Yes, because of the point mentioned above: the interleaving of different threads can occur virtually at any point, not necessarily at a “safe” point for shared data, so you still need these primitives to enforce threads not to access the shared resources at a random (potentially unsafe) point during execution.

Cheers,
Nicolas

1 Like

@nojb Thanks for the details reply. I just tried a simple ocaml program below to try to understand OCaml systhreads behavior a bit better,

let total = ref 100
let withdraw amt = total:= !total - amt
let deposit amt = total := !total + amt
let bank_txn () =
  let current_t = Thread.self () in
  let amt = Random.int 100 in
  withdraw amt;
  Printf.printf "w(%d):%d," (Thread.id current_t) amt;
  if Random.bool () then Thread.yield () else ();
  Printf.printf "d(%d):%d " (Thread.id current_t) amt;
  deposit amt

let[@tailrec_mod_constr] rec spawn_threads n_threads =
  if n_threads = 0 then []
  else
    let t = Thread.create bank_txn () in
    t :: spawn_threads (n_threads - 1)

let () =
  Printf.printf "Before total: %d\n" !total;
  Printf.printf "Executing: ";
  let threads = spawn_threads 1_000 in
  List.iter Thread.join threads;
  Printf.printf "\nAfter total: %d\n" !total;

However, the Before total: 100 and After total: 100 always seem to correct.
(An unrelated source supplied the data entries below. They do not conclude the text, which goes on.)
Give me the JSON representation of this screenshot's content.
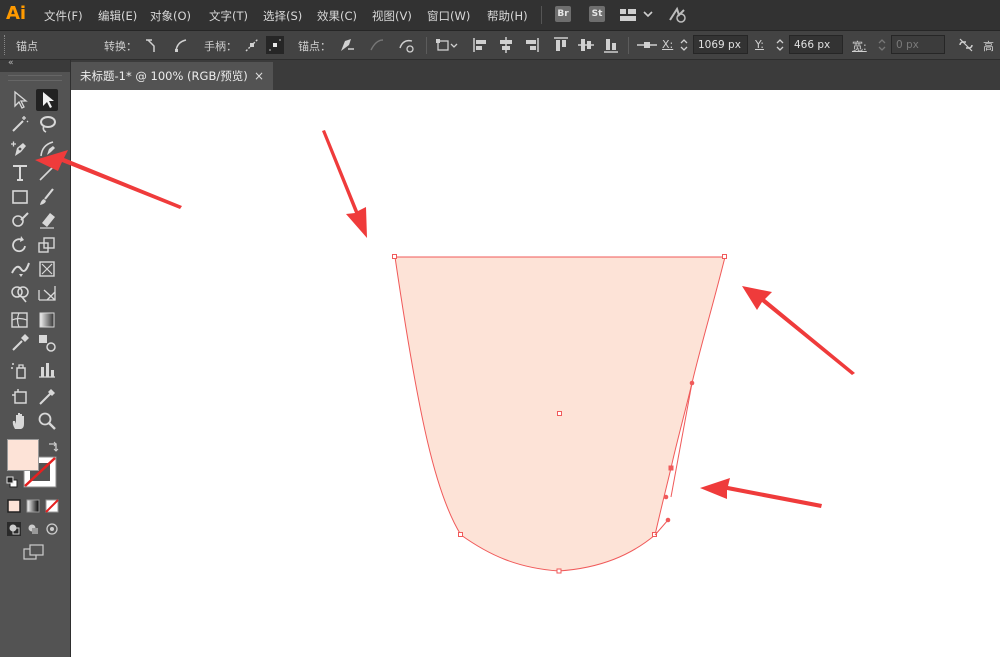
{
  "app": {
    "logo": "Ai"
  },
  "menu": [
    "文件(F)",
    "编辑(E)",
    "对象(O)",
    "文字(T)",
    "选择(S)",
    "效果(C)",
    "视图(V)",
    "窗口(W)",
    "帮助(H)"
  ],
  "badges": {
    "bridge": "Br",
    "stock": "St"
  },
  "control": {
    "mode_label": "锚点",
    "convert_label": "转换：",
    "handles_label": "手柄：",
    "anchors_label": "锚点：",
    "x_label": "X:",
    "x_value": "1069 px",
    "y_label": "Y:",
    "y_value": "466 px",
    "w_label": "宽:",
    "w_value": "0 px",
    "h_label": "高"
  },
  "document": {
    "tab_title": "未标题-1* @ 100% (RGB/预览)",
    "close_glyph": "×"
  },
  "colors": {
    "shape_fill": "#fde3d7",
    "shape_stroke": "#f05a5a",
    "fill_swatch": "#fde3d7",
    "arrow": "#ef3b3b",
    "logo": "#ff9a00"
  },
  "icons": {
    "selection": "selection-tool-icon",
    "direct_selection": "direct-selection-tool-icon",
    "pen": "pen-tool-icon"
  }
}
I can see that the spawn threads do interleave in a non deterministic manner as you suggested. However, my intuition tells me that because withdraw and deposit happens non atomically, the final total != 100. However, I can’t seem to produce that result. Am I missing something?

B.

And that makes sense, right? At the end of your program you have executed withdraw amt and deposit amt exactly 1000 times (interleaved, but it doesn’t matter), so the number in total stays the same.

Cheers,
Nicolas

In the runtime < 5.0.0 the assignments in withdraw and deposit always execute atomically because there’s no opportunity for another thread to be rescheduled between the time you access total and the time you assign it (and no signal can occur because the assignements do not allocate). See this explanation and this other one in ocamlunix.